JABARONLINE.COM - Langkah drastis diambil oleh Garda Revolusi Iran (IRGC) dengan menutup jalur perdagangan vital di Selat Hormuz. Keputusan ini merupakan reaksi langsung terhadap serangkaian serangan udara yang dilancarkan oleh militer Israel dan Amerika Serikat. Dampak dari penutupan ini segera memicu kekhawatiran besar di pasar keuangan serta komoditas internasional secara luas.

Situasi di Teheran semakin memanas seiring dengan ketegangan geopolitik yang terus meningkat di kawasan Timur Tengah. Laporan dari BisnisMarket.com menyebutkan bahwa blokade ini menjadi sinyal bahaya bagi stabilitas pasokan energi dunia. Para pelaku pasar kini memantau dengan cermat setiap perkembangan yang terjadi di jalur laut yang sangat strategis tersebut.

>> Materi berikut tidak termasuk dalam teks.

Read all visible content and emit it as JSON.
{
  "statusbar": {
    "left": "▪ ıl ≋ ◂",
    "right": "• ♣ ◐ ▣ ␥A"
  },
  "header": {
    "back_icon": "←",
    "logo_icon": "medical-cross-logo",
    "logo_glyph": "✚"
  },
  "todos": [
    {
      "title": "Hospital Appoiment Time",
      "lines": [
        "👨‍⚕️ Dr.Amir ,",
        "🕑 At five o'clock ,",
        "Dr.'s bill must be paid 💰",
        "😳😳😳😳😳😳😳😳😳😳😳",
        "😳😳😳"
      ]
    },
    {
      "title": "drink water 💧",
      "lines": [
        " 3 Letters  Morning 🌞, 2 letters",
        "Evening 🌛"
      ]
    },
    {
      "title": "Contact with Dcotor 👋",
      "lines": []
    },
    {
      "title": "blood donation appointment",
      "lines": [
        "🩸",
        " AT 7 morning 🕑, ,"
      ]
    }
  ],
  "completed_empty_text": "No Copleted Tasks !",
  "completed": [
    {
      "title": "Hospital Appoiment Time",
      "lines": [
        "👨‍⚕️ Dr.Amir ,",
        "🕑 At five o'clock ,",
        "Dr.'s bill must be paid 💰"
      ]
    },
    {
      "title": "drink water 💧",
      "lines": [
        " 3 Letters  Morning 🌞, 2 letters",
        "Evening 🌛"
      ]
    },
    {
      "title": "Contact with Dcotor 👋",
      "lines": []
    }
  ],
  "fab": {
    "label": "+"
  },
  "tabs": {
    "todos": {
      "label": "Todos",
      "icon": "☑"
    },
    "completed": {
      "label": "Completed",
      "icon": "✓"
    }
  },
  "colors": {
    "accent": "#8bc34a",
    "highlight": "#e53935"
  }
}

Selat Hormuz merupakan urat nadi utama bagi distribusi minyak mentah global yang menghubungkan produsen di Teluk dengan konsumen dunia. Penutupan jalur ini secara tiba-tiba dianggap sebagai senjata ekonomi yang mematikan oleh pemerintah Iran. Banyak pihak menilai bahwa langkah ini akan mengganggu rantai pasok global secara signifikan dalam waktu singkat.

Sejumlah ekonom memberikan peringatan keras mengenai potensi dampak jangka panjang dari blokade yang dilakukan oleh IRGC ini. Mereka memprediksi bahwa jika penutupan berlangsung lebih dari beberapa pekan, dunia akan terjerumus ke dalam krisis ekonomi. Kondisi ini dikhawatirkan bakal jauh lebih buruk dibandingkan dengan krisis energi hebat yang terjadi pada tahun 1970-an silam.

Salah satu konsekuensi paling nyata yang kini menghantui adalah meroketnya harga minyak mentah di pasar internasional. Kenaikan harga komoditas energi ini dipastikan akan memicu inflasi tinggi di berbagai negara maju maupun berkembang. Ancaman stagflasi kini menjadi momok menakutkan yang dapat melumpuhkan pertumbuhan ekonomi global secara menyeluruh.

Hingga saat ini, belum ada tanda-tanda ketegangan akan mereda antara pihak Iran dengan koalisi Israel-Amerika Serikat. Militer IRGC dilaporkan masih bersiaga penuh untuk mempertahankan kontrol mereka atas wilayah perairan yang sedang terkunci tersebut. Masyarakat internasional mendesak adanya jalur diplomasi guna menghindari eskalasi konflik yang lebih destruktif bagi ekonomi.

Indonesia sebagai salah satu negara pengimpor minyak tentu harus segera menyiapkan strategi mitigasi untuk menghadapi ketidakpastian ini. Ketahanan energi nasional akan diuji jika harga minyak dunia terus melambung akibat konflik di Selat Hormuz. Kewaspadaan tinggi menjadi kunci utama bagi pemerintah dalam menjaga stabilitas ekonomi domestik dari guncangan eksternal.